The National Human Rights Commission (NHRC) served notices to Indian authorities on Tuesday over allegations that Bangladesh had denied basic amenities to people living in Indian enclaves being swapped with land pockets from the neighbouring country as part of a historic boundary agreement.
In its communication to the ministries of home and external affairs, the chief secretaries of Assam and West Bengal and the district magistrates of Cooch Behar and Jalpaiguri, the commission said if the complaints were true, they amounted to violation of both human rights as well as the land swap deal.
The development came days after the two nations kicked off on August 1 the process of exchanging 162 landlocked islets, or enclaves, with more than 50,000 virtually stateless residents to mark the resolution of a complex border dispute that had lingered since Independence.
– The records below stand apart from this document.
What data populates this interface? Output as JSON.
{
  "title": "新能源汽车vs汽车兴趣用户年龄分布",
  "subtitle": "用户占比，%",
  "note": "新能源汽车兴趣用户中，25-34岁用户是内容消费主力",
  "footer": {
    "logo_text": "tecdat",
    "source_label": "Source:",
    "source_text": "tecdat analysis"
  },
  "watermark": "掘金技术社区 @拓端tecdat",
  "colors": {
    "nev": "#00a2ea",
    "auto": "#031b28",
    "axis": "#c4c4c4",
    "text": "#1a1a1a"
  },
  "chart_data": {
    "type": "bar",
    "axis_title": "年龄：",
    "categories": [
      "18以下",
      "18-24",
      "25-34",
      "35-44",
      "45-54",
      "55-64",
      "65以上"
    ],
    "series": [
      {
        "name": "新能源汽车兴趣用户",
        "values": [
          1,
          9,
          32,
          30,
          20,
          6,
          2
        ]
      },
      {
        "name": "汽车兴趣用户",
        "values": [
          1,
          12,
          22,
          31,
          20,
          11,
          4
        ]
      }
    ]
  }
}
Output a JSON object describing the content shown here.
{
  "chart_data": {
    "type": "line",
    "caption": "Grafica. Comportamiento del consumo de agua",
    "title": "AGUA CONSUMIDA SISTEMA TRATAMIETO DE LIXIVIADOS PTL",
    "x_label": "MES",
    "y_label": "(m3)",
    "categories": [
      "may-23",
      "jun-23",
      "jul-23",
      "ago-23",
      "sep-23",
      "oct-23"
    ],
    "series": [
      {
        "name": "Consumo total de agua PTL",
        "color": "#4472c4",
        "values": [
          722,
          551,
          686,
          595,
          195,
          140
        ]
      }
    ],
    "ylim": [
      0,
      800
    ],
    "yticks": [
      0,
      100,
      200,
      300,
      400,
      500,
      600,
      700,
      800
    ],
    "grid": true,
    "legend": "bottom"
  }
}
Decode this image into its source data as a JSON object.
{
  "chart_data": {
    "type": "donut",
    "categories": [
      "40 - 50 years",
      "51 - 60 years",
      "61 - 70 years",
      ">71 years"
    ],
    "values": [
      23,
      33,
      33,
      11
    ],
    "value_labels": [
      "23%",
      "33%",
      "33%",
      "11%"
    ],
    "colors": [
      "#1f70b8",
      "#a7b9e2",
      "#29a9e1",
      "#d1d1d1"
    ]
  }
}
The NHRC issued a press release, stating that the Indian Enclaves People’s Committee and Kuchlibari Sangram Committee lodged complaints with it highlighting that Indians residing in the Indian enclaves with Bangladesh were being denied fundamental facilities. Many of them were not included in the census for land compensation and women were being captured and sexually exploited.
The members of these committees were people affected by the Land Boundary Agreement.
“The development is a victory for those who were once forced to leave Indian enclaves and for those Indian enclave dwellers who are being intimidated,” said Sadan Kumar Paul, adviser of Kuchlibari Sangram Committee.
The district magistrate of Cooch Behar, P Ulganathan, could not be contacted. As per the NHRC, the complaints stated that about 30,000 people, or most of the residents of the Bangladeshi enclaves in India and Indian enclaves in Bangladesh, were not counted in the census conducted in 2011 and 2015. The petitioners apprehend that these people will not receive the compensation due to them under the land swap deal.
Sources say the development could delay the exchange process.
Under the pact, each country will take over most of the enclaves on its territory and residents will have the right to stay where they are or move to the other side of the border.